6. The “Give a Darn” Test for Health Care Measurement
When measuring what matters, how do we know what that is? Robicsek describes a thought experiment where he sits with a small group of physicians considering a metric. “Imagine I told you that you’re doing better than your colleague on this measure,” he says to them. “Would you feel good about yourself? Imagine I told you you’re doing worse than your colleagues on this measure. Would you feel motivated to change your practice?”
“If the answer to both of those questions is not yes, let’s not build this measure. It’s not worth our time. We’ll go focus on something else.”
“Sitting at the front of this room is my partner in crime, Dr. Caleb Stowell, looking like the cat who ate the canary. He’s showing [the surgeons] the results of the process that I’ve described. They’re measuring to learn.
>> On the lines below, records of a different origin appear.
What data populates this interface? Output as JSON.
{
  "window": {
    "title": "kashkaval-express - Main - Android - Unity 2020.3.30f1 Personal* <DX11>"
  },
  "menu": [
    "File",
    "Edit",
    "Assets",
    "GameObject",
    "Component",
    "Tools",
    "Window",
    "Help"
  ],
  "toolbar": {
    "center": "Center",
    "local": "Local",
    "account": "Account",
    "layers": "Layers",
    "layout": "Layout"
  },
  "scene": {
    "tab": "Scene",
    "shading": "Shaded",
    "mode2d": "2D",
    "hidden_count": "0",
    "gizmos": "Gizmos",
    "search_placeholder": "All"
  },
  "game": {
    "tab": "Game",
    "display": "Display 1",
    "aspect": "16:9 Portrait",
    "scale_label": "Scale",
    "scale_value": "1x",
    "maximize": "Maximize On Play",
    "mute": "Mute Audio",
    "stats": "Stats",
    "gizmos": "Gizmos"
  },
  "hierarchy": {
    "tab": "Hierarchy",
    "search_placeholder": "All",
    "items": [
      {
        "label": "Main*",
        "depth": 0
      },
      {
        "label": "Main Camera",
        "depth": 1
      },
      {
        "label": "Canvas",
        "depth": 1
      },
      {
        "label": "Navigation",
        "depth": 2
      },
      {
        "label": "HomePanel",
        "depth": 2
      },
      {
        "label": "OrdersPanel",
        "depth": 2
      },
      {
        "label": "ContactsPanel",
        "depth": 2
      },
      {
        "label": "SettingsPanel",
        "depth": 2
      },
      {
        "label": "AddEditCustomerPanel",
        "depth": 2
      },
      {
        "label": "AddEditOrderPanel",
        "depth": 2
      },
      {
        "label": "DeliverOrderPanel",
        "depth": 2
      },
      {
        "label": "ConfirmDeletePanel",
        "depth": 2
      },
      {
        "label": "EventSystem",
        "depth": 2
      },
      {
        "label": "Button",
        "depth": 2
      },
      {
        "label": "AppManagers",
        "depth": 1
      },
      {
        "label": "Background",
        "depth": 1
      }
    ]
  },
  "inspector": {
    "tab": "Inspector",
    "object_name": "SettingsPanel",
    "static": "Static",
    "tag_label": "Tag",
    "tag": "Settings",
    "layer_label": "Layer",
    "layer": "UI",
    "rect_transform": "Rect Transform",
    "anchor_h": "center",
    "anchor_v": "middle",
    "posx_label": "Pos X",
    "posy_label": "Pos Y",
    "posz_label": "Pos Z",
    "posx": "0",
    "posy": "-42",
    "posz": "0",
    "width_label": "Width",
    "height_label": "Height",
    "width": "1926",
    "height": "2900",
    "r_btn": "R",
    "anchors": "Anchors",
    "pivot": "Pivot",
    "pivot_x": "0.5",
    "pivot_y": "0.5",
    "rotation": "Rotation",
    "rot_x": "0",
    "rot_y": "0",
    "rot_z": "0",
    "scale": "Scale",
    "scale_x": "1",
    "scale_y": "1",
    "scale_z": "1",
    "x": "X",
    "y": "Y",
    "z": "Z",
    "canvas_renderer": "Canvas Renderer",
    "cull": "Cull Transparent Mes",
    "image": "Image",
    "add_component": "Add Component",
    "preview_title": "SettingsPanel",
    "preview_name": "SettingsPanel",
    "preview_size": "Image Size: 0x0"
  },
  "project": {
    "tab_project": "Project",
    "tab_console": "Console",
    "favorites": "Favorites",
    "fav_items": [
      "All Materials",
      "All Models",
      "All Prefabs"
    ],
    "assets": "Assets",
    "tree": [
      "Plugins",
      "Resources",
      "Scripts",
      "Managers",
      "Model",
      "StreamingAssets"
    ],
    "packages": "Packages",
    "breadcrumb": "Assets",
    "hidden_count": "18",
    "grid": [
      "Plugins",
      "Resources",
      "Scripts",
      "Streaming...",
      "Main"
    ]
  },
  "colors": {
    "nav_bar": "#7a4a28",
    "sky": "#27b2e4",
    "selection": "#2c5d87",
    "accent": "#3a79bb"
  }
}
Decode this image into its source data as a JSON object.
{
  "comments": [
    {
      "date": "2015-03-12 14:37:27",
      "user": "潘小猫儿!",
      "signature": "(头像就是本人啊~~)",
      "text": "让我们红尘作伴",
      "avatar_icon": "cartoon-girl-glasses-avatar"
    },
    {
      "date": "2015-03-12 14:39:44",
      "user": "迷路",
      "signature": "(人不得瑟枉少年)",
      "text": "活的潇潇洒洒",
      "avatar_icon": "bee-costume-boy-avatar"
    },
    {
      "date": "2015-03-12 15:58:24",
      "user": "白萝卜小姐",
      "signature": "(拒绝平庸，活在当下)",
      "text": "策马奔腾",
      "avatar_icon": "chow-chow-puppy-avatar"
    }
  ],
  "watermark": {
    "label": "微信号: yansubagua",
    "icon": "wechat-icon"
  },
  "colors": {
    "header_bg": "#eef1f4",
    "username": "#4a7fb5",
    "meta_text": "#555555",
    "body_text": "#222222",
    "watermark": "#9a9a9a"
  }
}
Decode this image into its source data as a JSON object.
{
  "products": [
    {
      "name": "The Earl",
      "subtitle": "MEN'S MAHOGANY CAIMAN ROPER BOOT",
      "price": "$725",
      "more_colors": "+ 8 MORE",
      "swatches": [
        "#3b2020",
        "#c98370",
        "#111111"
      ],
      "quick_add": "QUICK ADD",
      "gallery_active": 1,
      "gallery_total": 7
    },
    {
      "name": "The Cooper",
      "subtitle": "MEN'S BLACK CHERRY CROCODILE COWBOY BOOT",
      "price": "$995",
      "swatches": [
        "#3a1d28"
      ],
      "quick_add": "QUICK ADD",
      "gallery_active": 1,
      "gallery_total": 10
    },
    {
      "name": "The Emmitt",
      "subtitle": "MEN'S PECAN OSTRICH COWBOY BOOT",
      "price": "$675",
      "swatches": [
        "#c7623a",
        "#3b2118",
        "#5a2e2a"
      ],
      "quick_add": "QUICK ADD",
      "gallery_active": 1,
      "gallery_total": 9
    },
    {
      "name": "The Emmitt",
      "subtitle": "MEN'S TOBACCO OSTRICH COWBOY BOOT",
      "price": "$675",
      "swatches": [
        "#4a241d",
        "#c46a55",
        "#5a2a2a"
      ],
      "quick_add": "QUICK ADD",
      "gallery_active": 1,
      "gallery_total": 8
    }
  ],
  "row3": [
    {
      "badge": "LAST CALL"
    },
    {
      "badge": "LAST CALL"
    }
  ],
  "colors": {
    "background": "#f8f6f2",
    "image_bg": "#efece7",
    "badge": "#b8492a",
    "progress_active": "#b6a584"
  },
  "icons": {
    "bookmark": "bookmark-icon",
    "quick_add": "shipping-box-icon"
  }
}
He’s identified a measure that passes the ‘give a darn’ test for them, and some of those surgeons are literally leaning in. I work for 51-hospital system, but where this change happens, where you win hearts and minds, is in rooms like this.”
Robicsek’s final proposal: Try the “give a darn” test for health care measurement. And note that in many “give-a-darn” conversations, one metric that comes up as incredibly important to physicians is patient-reported outcomes.
From the NEJM Catalyst event Provider-Driven Data Analytics to Improve Outcomes, held at Cedars-Sinai Medical Center, January 31, 2019.